Estoy total y absolutamente convencida de que si bien nos queremos más que a los demás, nos importan más sus opiniones que las nuestras. Supongo que es porque son opiniones parciales, porque los demás no nos quieren como nos queremos a nosotros mismos. Me pregunto, incluso, quién sería yo si no fuese porque hay otro para mirarme y opinar. Hace poco tuve un episodio en terapia:
- Bueno, no sé qué más contarte. ¿Qué pensás?
-¿De qué?
- No sé, de todo lo que te conté. De mí.
- Pienso que es muy prematuro para pensar algo. Más adelante, con más encuentros, te voy a decir lo que pienso.

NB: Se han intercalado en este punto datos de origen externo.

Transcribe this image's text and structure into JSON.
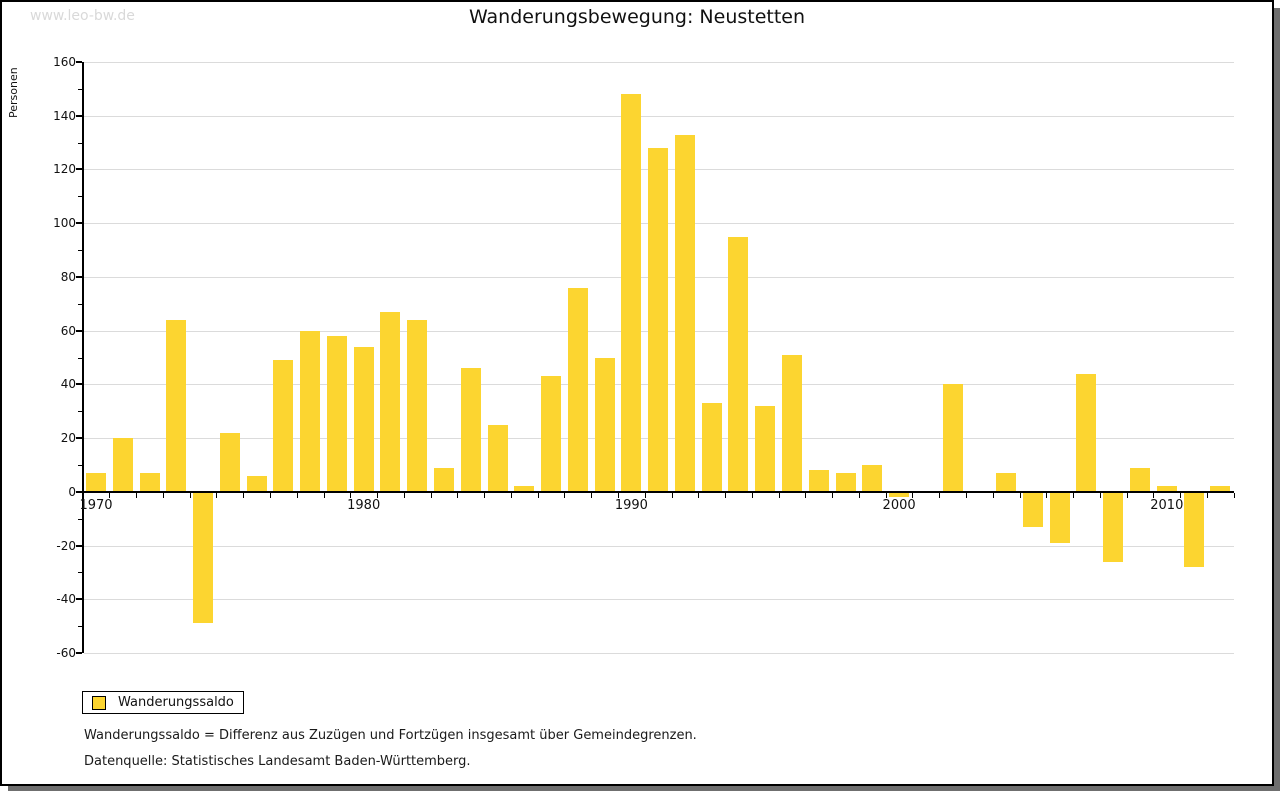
{
  "watermark": "www.leo-bw.de",
  "title": "Wanderungsbewegung: Neustetten",
  "legend": {
    "label": "Wanderungssaldo"
  },
  "footnotes": [
    "Wanderungssaldo = Differenz aus Zuzügen und Fortzügen insgesamt über Gemeindegrenzen.",
    "Datenquelle: Statistisches Landesamt Baden-Württemberg."
  ],
  "colors": {
    "bar": "#FCD530",
    "grid": "#DBDBDB",
    "axis": "#000000",
    "watermark": "#D9D9D9",
    "shadow": "#6F6F6F"
  },
  "chart_data": {
    "type": "bar",
    "title": "Wanderungsbewegung: Neustetten",
    "ylabel": "Personen",
    "xlabel": "",
    "ylim": [
      -60,
      160
    ],
    "ytick_step": 20,
    "ytick_minor_step": 10,
    "grid": true,
    "legend_position": "bottom-left",
    "xtick_labels": [
      1970,
      1980,
      1990,
      2000,
      2010
    ],
    "series": [
      {
        "name": "Wanderungssaldo",
        "x": [
          1970,
          1971,
          1972,
          1973,
          1974,
          1975,
          1976,
          1977,
          1978,
          1979,
          1980,
          1981,
          1982,
          1983,
          1984,
          1985,
          1986,
          1987,
          1988,
          1989,
          1990,
          1991,
          1992,
          1993,
          1994,
          1995,
          1996,
          1997,
          1998,
          1999,
          2000,
          2001,
          2002,
          2003,
          2004,
          2005,
          2006,
          2007,
          2008,
          2009,
          2010,
          2011,
          2012
        ],
        "values": [
          7,
          20,
          7,
          64,
          -49,
          22,
          6,
          49,
          60,
          58,
          54,
          67,
          64,
          9,
          46,
          25,
          2,
          43,
          76,
          50,
          148,
          128,
          133,
          33,
          95,
          32,
          51,
          8,
          7,
          10,
          -2,
          0,
          40,
          0,
          7,
          -13,
          -19,
          44,
          -26,
          9,
          2,
          -28,
          2
        ]
      }
    ]
  }
}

- Lo que pasa es que si te tomás tu tiempo para pensar qué pensás de mí, para el momento en que me digas tu opinión, va a ser una muy absoluta. No voy a poder refutarte nada porque todo va a cerrar herméticamente. No quiero saber tu opinión perfecta, quiero saber tu opinión instintiva. La de la primera impresión.
- ¿Y por qué pensás que vas a querer refutarme lo que opine sobre vos?
Silencio.
- Porque vas a tener razón.
Silencio.
-¿Dejamos acá?
Siempre me la termina con esa clásica pregunta que se recibe más como un desgarro anal que como una propuesta.